Editoriale: La baruffa e la frattura - terza parte - di Matteo Marazzi
Aggiunto il 31 Gennaio, 2016
I MEISTERSINGER DI KATHARINA WAGNER
La tradizione e i maestri.
Nel libretto la tradizione era l’antica arte dei Minnesänger, patrimonio di un popolo che sta costruendo la sua identità. Nello spettacolo di Katharina essa diventa, in generale, la cultura tedesca, che si erge alle spalle dell’uomo contemporaneo; naturalmente anche Richard Wagner ne è parte. I Maestri cantori del libretto erano i custodi dell’arte; nello spettacolo di Katharina essi divengono le élites accademiche e istituzionali, che fossilizzano la cultura invece di preservarla. La chiesa di Santa Caterina si tramuta in un’aula universitaria dove le arti sono oggetto di culto più che di studio. Gli apprendisti sono bidelli che attendono ai loro compiti come un piccolo esercito di automi; le loro uniformi e i caschetti biondi rimandano agli anni trenta, così come i movimenti rigidi e marziali, simili alle parate della Freie Deutsche Jugend. Il loro portavoce, David, non è giovane, né simpatico. È un tozzo assistente di mezz’età condannato alla manovalanza, ma felice della propria sottomissione: nel riordinare i gialli tascabili della Reclams Universal-Bibliothek (simbolo ricorrente), vi si immerge con commozione. Anche Eva indossa all’inizio un completo sobrio e di altri tempi: è figlia del “decano” Pogner e dunque subisce l’influenza del contesto. Solo l’amore per l’outsider (Walther) risveglia in lei un desiderio di affrancamento, simboleggiato – al secondo atto – da un abbigliamento più moderno e sensuale.

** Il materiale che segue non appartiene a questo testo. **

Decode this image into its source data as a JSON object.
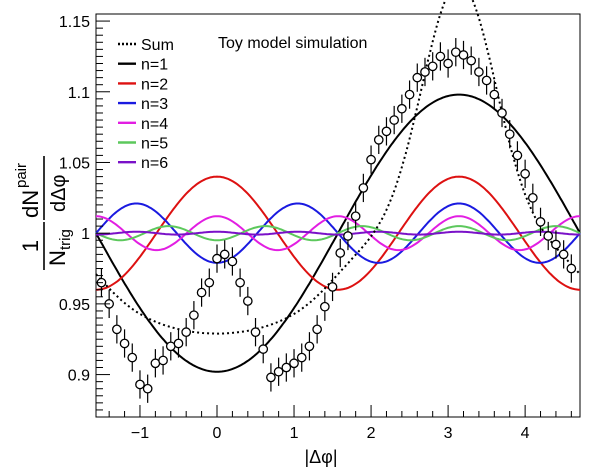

Walther secondo Katharina è l’artista controcorrente, ignorato dalla cultura ufficiale: ha l’aspetto del rockettaro d’altri tempi, sfrontato nei modi come nel look (pantaloni maculati, giacca di pelle, lunghi capelli biondi, occhiali da sole e soprattutto scarpe da ginnastica bianche alla Robert Smith). Benché sprezzante nei confronti dell’accademia – che imbratta compulsivamente di vernice – tenta comunque di entrarvi, per amore di Eva. Interessante è l’esame a cui
è sottoposto: un puzzle che raffigura Norimberga. Nel libretto si richiedeva un atto creativo, sia pure vincolato a regole e divieti; qua invece si impone di ricreare l’oggetto artistico come è sempre stato e come i maestri vogliono che resti. Walther fallisce, ma non per ignoranza: rifiuta di abiurare alla sua creatività e il Probelied diviene un gesto di riscatto. Dapprima compone il puzzle al contrario, con tetti e campanili che puntano verso il basso, quindi ridispone protervamente le tessere senza alcun ordine, ricavandone un’immagine astratta che impressiona Sachs.
I falsi rivoluzionari.
Grazie alle possibilità del distanziamento, Katharina può rivedere radicalmente il personaggio di Sachs. Per giustificare la sua funzione di mediatore, lo dipinge come il finto rivoluzionario, un potente cattedratico che si atteggia a radical-chic, a progressista, a contestatore del conservatorismo altrui, senza per questo rinunciare al prestigio del suo ruolo. I suoi abiti sono scelti con cura: un casual elegante ma moderno e una camicia scura aperta al collo; è l’unico dei maestri a non indossare giacca e cravatta. Importante è la questione della scarpe. Quelle dei maestri sono nere, lucide, formali; quelle di Walther, come si è detto, sono gym shoes bianche. Sachs invece è scalzo e lo resterà fino al terzo atto, come se da un lato rifiutasse di aderire alla conservazione, ma dall’altro non osasse indossare le scarpe della rivoluzione, che pure contempla con ammirazione durante il Fliedermonolog.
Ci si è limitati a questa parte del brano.